The current president ran for election on the promise to do away with them even before he became aware, if he ever did, of what they were. Days after taking office he directed that the CIA interrogation program be done away with entirely, and that interrogation be limited to the techniques set forth in the Army Field Manual, a document designed for use by even the least experienced troops. It’s available on the Internet and used by terrorists as a training manual for resisting interrogation.
In April 2009, the administration made public the previously classified Justice Department memoranda analyzing the harsh techniques, thereby disclosing them to our enemies and assuring that they could never be used effectively again. Meanwhile, the administration announced its intentions to replace the CIA interrogation program with one administered by the FBI. In December 2009, Omar Faruq Abdulmutallab was caught in an airplane over Detroit trying to detonate a bomb concealed in his underwear. He was warned after apprehension of his Miranda rights, and it was later disclosed that no one had yet gotten around to implementing the new program.
Yet the Justice Department, revealing its priorities, had gotten around to reopening investigations into the conduct of a half-dozen CIA employees alleged to have used undue force against suspected terrorists. I say “reopening” advisedly because those investigations had all been formally closed by the end of 2007, with detailed memoranda prepared by career Justice Department prosecutors explaining why no charges were warranted. Attorney General Eric Holder conceded that he had ordered the investigations reopened in September 2009 without reading those memoranda. The investigations have now dragged on for years with prosecutors chasing allegations down rabbit holes, with the CIA along with the rest of the intelligence community left demoralized.

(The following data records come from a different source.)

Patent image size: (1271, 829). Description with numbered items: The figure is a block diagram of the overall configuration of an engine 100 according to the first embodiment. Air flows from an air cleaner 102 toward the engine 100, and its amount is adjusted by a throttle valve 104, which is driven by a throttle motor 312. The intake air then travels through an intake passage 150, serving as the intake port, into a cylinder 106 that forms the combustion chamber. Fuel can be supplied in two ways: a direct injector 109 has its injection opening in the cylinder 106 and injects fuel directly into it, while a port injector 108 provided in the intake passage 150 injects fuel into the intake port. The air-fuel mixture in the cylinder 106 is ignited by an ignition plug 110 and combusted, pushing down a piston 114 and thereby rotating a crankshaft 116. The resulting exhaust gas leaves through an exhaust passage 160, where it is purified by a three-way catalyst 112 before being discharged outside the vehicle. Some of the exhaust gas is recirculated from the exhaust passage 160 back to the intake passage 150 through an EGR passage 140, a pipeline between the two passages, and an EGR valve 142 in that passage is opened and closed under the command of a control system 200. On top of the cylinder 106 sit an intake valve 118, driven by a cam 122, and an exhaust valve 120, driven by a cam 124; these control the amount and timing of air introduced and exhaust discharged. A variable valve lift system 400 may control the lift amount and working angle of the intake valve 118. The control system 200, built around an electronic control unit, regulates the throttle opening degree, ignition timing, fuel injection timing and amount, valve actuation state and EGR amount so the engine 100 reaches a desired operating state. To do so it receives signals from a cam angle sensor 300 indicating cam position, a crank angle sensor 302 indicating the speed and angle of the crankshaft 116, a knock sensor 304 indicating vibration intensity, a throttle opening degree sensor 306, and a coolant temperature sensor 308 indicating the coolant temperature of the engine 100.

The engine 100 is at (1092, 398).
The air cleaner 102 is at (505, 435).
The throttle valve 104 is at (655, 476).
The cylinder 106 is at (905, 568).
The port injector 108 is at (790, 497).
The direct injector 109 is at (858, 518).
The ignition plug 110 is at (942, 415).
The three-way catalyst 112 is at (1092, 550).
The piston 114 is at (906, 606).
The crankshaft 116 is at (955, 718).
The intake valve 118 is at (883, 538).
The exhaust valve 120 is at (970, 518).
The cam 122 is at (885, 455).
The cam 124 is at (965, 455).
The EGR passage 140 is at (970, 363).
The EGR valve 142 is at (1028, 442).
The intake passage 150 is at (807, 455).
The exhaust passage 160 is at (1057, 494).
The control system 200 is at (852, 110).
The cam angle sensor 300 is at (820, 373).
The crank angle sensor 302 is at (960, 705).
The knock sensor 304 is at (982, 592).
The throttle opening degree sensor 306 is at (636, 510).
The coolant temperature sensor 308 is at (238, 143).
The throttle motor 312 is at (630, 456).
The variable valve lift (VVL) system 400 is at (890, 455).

Immediately following the killing of bin Laden, the issue of interrogation techniques became in some quarters the “dirty little secret” of the event. But as disclosed in the declassified memos in 2009, the techniques are neither dirty nor, as noted by Director Hayden and others, were their results little. As the memoranda concluded—and as I concluded reading them at the beginning of my tenure as attorney general in 2007—the techniques were entirely lawful as the law stood at the time the memos were written, and the disclosures they elicited were enormously important. That they are no longer secret is deeply regrettable.